Sarraj Mohamed Youssef, Najah Mohamed, Slimani Afef, Ben Hamda Khaldoun, Neffati Fadoua, Najjar Mohamed Fadhel and Slimane Mohamed Naceur
Aims: We have investigated to what extent Metabolic Syndrome (MS) is related to Coronary Artery Disease (CAD) incidence and we tried to determine a metric parameter combining MS quantitative components to be used as a screening tool to diagnose CAD.
Materials and methods: 239 patients and 244 control subjects were investigated for clinical, biochemical, anthropometric and angiographic information. CAD is defined as 50% stenosis on the left main coronary artery or multiple significant (≥ 70% stenosis) in more than one coronary artery. The diagnosis of MS was based on the IDF and AHA/NHLBI definition. The computer model HOMA 2 was used to determine HOMA-β, HOMA-S and HOMA-IR. Triglycerides (TG), High Density Lipoprotein cholesterol (cHDL), Systolic Blood Pressure (SBP) and Diastolic Blood Pressure (DBP), HOMA-IR and Waist Circumference (WC) were used to calculate the different MS markers. The area under curve of ROC curves were used to compare the powers of these MS markers.
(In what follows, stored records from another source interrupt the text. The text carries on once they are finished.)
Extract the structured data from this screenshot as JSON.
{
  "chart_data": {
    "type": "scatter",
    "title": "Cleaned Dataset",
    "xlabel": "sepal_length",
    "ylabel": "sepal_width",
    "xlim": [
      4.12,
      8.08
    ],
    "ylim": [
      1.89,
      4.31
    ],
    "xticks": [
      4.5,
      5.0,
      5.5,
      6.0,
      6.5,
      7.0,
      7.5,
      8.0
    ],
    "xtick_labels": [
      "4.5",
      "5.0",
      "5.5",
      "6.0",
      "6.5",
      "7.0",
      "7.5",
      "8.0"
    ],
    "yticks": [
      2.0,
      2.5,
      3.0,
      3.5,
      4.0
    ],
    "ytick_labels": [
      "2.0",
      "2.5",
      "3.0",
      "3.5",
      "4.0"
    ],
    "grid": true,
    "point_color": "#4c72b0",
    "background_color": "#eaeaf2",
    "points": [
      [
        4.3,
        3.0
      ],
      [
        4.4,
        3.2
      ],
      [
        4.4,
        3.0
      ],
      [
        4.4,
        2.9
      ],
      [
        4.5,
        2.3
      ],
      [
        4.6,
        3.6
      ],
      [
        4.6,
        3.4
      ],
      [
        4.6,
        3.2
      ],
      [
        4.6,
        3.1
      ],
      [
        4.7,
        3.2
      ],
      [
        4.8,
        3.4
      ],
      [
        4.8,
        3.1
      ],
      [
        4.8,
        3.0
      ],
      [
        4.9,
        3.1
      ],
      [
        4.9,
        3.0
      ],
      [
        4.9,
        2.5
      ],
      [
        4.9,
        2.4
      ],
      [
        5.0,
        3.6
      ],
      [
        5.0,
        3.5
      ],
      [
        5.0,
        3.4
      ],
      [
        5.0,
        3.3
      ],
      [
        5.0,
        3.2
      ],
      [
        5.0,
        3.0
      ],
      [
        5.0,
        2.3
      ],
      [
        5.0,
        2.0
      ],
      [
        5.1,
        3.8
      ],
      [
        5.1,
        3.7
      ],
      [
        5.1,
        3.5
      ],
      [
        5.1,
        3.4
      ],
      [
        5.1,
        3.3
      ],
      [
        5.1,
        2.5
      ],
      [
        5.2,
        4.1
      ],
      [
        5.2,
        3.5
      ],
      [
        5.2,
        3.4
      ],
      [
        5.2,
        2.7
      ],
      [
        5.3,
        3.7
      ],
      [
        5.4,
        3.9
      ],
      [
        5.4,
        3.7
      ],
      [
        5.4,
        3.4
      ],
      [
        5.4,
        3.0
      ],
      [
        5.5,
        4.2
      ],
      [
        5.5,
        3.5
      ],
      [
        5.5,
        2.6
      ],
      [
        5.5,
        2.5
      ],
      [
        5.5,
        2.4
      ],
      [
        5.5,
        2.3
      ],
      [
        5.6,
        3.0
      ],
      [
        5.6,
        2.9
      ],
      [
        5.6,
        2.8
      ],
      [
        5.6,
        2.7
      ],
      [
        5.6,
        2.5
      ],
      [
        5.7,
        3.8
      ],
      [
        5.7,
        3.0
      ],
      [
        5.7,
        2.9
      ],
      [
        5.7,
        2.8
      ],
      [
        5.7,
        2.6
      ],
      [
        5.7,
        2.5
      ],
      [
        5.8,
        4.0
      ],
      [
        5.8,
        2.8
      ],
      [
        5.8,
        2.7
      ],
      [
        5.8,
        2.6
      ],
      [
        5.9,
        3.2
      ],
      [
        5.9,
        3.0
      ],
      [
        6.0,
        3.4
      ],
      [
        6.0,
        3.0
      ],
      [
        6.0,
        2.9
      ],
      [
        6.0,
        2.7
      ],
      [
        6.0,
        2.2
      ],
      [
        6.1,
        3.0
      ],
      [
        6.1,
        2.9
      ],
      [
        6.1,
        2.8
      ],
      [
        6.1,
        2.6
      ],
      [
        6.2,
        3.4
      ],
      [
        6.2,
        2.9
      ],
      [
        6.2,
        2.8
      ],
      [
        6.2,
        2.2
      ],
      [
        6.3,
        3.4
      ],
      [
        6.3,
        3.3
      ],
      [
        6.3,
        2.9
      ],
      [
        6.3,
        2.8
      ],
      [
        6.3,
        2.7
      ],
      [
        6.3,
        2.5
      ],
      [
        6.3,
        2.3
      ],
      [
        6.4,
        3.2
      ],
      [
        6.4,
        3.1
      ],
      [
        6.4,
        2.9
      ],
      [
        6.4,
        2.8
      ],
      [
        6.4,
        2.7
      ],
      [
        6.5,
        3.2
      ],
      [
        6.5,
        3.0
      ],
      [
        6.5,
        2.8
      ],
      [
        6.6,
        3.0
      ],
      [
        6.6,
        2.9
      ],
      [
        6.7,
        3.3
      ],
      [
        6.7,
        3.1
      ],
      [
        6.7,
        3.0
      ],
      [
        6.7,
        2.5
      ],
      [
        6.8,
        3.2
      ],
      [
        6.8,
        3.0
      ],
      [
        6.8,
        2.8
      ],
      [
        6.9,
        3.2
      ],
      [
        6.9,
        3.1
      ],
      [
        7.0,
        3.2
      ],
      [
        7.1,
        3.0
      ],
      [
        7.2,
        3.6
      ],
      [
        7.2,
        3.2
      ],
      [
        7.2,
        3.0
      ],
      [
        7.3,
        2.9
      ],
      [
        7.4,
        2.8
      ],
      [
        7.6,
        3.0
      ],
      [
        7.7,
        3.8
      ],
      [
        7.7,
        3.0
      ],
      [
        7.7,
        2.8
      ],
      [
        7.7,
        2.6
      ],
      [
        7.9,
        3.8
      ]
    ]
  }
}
Results: MS was significantly related to the CAD. Each MS quantitative component was a significant discriminating factor for CAD. FPG followed by SBP were the principal predictive factors of CAD. A metric parameter combing MS qualitative components [(TG/cHDL) × (HOMA-IR × WC)] + SBP was more accurate to estimate CAD risk. Its cut-off point was 247.1
Conclusion: MS was associated with CAD. This marker, with sensitivity and specificity of 86.2 and 73.0 per cent can be used either to diagnose or to predict CAD incidence.